The study also notes the role that Western governments and international organizations have in “pushing economic models that fuel poverty.”
For example, the study describes how extractivist companies which export minerals, oil, and gas, are able to export massive quantities of wealth while paying little in taxes due to institutionalized tax incentives. The study notes however that these tax policies “are the result of long standing policies of Western governments insisting on Africa lowering taxes to attract investment.”

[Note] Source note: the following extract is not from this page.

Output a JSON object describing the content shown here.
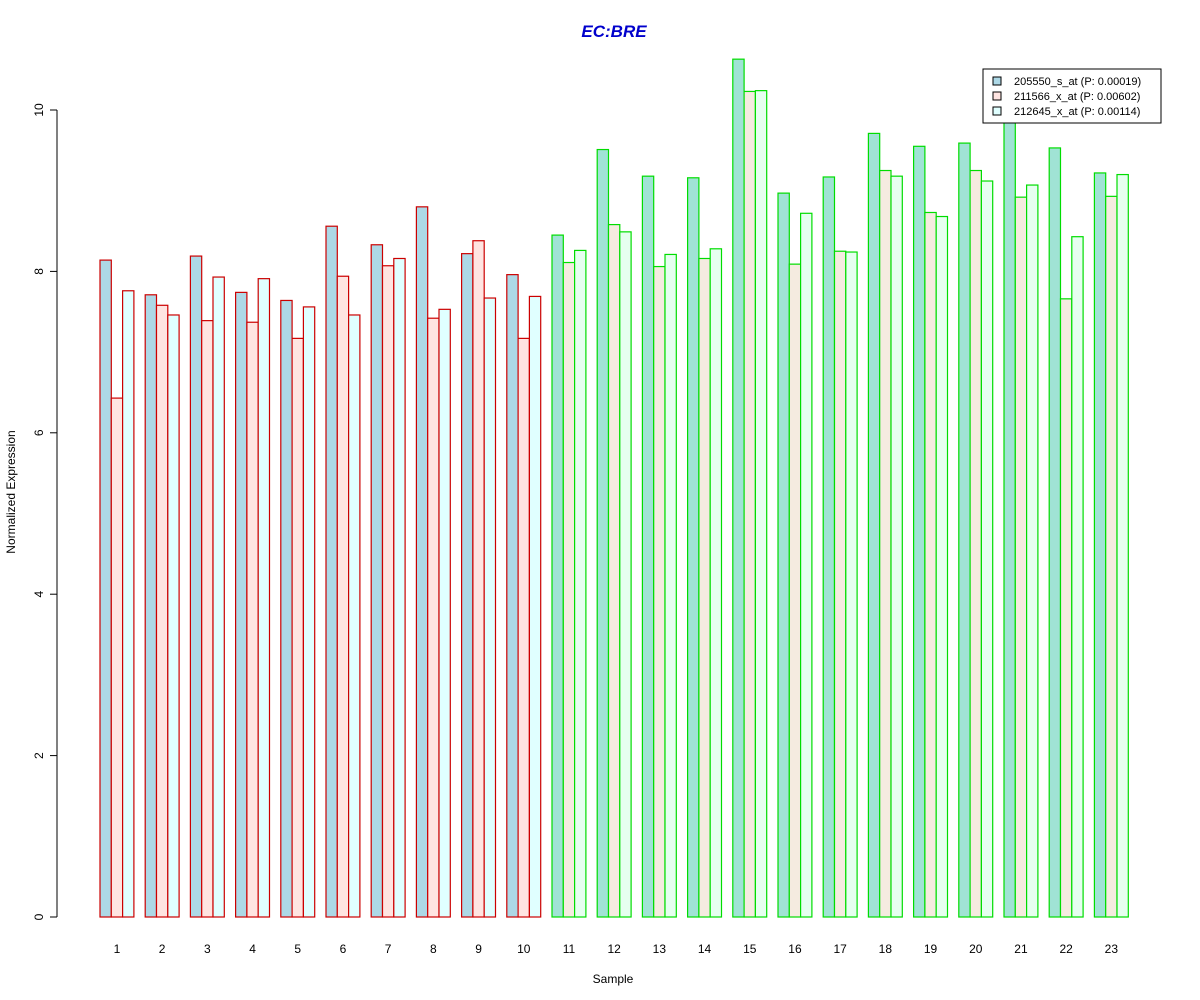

Companies are also frequently able to avoid paying what little taxes they do owe through the illicit use of tax havens. According to the coalition’s research, US$68 billion of capital outflow from Africa is in the form of illicit financial flows, which they define as the illegal movement of cash between countries into tax havens.
“The key message we want to get across is that more money flows out of Africa than goes in, and if we are to address poverty and income inequality we have to help to get it back,” Tim Jones, an economist at the Jubilee Debt Campaign said according to The Guardian.
The report is highly critical of the role that foreign aid from Western governments has in the continent, claiming that it is often simply funding to promote privitisation of public services, free trade, and private investment. “If aid is to benefit Africa, it must be delinked from Western corporate interests,” the report says.
“Money is leaving Africa partly because Africa’s wealth of natural resources is simply owned and exploited by foreign, private corporations. In only a minority of foreign investments do African governments have a shareholding; even if they do this tends to be small, usually around 5-20%” the report says.
The report’s findings are continuous with a multiple-centuries-long history of colonial and neo-colonial exploitation and extraction of Africa’s vast and rich pools of resources and labor.
“There’s such a powerful narrative in western societies that Africa is poor and that it needs our help. This research shows that what African countries really need is for the rest of the world to stop systematically looting them. While the form of colonial plunder may have changed over time, its basic nature remains unchanged,” Aisha Dodwell, with Global Justice Now said according to The Guardian.
The research confirms what many have said before about the harsh reality of exploitation and pillage that has affected the colonized world. In a sentiment that echoes the findings of the study, former President of Ghana, Kwame Nkrumah said half a century ago that “The result of neo-colonialism is that foreign capital is used for the exploitation rather than for the development of the less developed parts of the world. Investment under neo-colonialism increases rather than decreases the gap between the rich and the poor countries of the world.